Mr. Cranch to Mrs. Scott

CAMBRIDGE, August 23, 1891.
  We left Lexington yesterday, a little sooner than we expected. There were a good many discomforts there, and we are glad to get back to our home. The weather has been very hot, and I don’t know when I have been so used up as I was yesterday, with fatigue, heat and illness. One of our greatest annoyances at the Hotel in Lexington was the locomotives, for we were close to the railroad station. I never should have taken rooms there, had I thought of that beforehand. Two or three times a day, besides the hourly passage of the trains, there would be a freight train that kept coming and pretending to go, and then coming back again, with tremendous explosions of steam; often in the middle of the night we had it, within a stone’s throw of our windows, which we were obliged to leave open on account of the heat. I used to lie awake and swear internally. I christened the place “The Devil’s Kitchen.” Sometimes the “Old Boy” seemed to be frying fish half the night. On the cool nights it was n’t so bad. Then we had musical classes who kept up a constant thrumming and singing in the great hall, and the service was very ineffective in various ways. But we found some pleasant people, and a gem of an old doctor, Dr. S., a friendly and sympathetic gentleman, who remembered hearing me preach about fifty years ago in Dr. Furness’s pulpit! And I was much pleased that he should have remembered one sermon, in which he says I foreshadowed Darwin’s doctrine of Evolution. I have a rather vague remembrance of it, but I lost the Manuscript. I suppose it was among the papers and books burnt up in the Old Homestead fire in 1857, while we were in Paris. Besides my books I must have lost many valuable letters and some manuscripts that were worth preserving.

To his brother Edward

CAMBRIDGE, September 5, 1891.
  I am very glad to hear from Margie that you are with her and enjoying the change of scene and the sea-air.
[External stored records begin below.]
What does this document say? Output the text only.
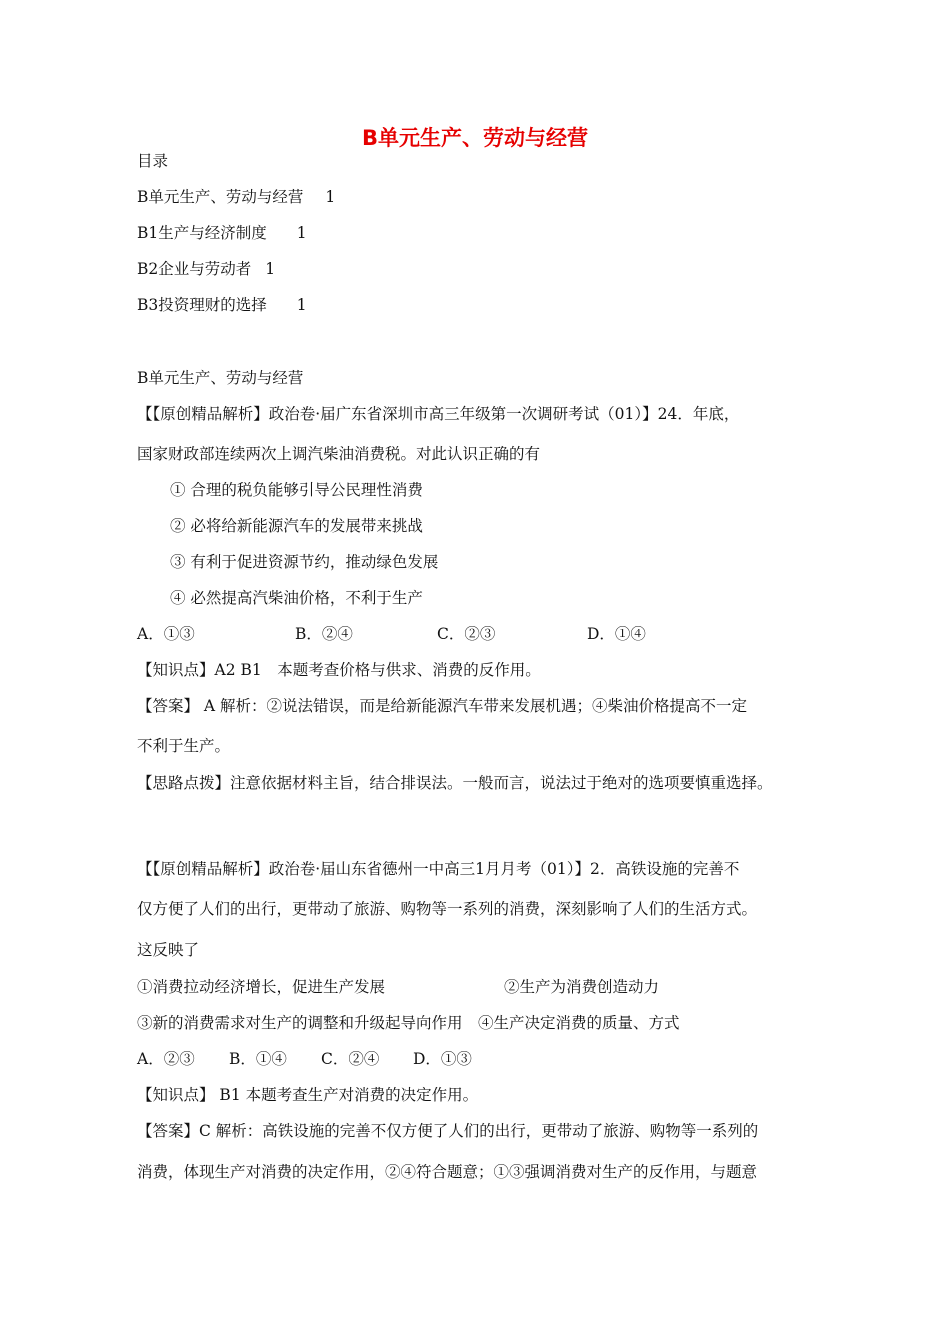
B单元生产、劳动与经营

目录

B单元生产、劳动与经营 1

B1生产与经济制度 1

B2企业与劳动者 1

B3投资理财的选择 1

B单元生产、劳动与经营

【【原创精品解析】政治卷·届广东省深圳市高三年级第一次调研考试（01）】24．年底，

国家财政部连续两次上调汽柴油消费税。对此认识正确的有

① 合理的税负能够引导公民理性消费

② 必将给新能源汽车的发展带来挑战

③ 有利于促进资源节约，推动绿色发展

④ 必然提高汽柴油价格，不利于生产

A．①③	B．②④	C．②③	D．①④

【知识点】A2 B1　本题考查价格与供求、消费的反作用。

【答案】 A 解析：②说法错误，而是给新能源汽车带来发展机遇；④柴油价格提高不一定

不利于生产。

【思路点拨】注意依据材料主旨，结合排误法。一般而言，说法过于绝对的选项要慎重选择。

【【原创精品解析】政治卷·届山东省德州一中高三1月月考（01）】2．高铁设施的完善不

仅方便了人们的出行，更带动了旅游、购物等一系列的消费，深刻影响了人们的生活方式。

这反映了

①消费拉动经济增长，促进生产发展	②生产为消费创造动力

③新的消费需求对生产的调整和升级起导向作用　④生产决定消费的质量、方式

A．②③ B．①④ C．②④ D．①③

【知识点】 B1 本题考查生产对消费的决定作用。

【答案】C 解析：高铁设施的完善不仅方便了人们的出行，更带动了旅游、购物等一系列的

消费，体现生产对消费的决定作用，②④符合题意；①③强调消费对生产的反作用，与题意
Before you go back to the West, Lizzie and I want you to make us a little visit in Cambridge, say, in ten days or a fortnight from now, when the household wheels run a little more smoothly. I have not been at all well, more or less, for some time, and this week the horrid dyspepsia is complicated with other symptoms. I have no appetite and no strength and no energy and no ambition. For the last few days I have lived chiefly on tea and toast and milk, and keep to my armchair and Dickens, for want of a better story-teller.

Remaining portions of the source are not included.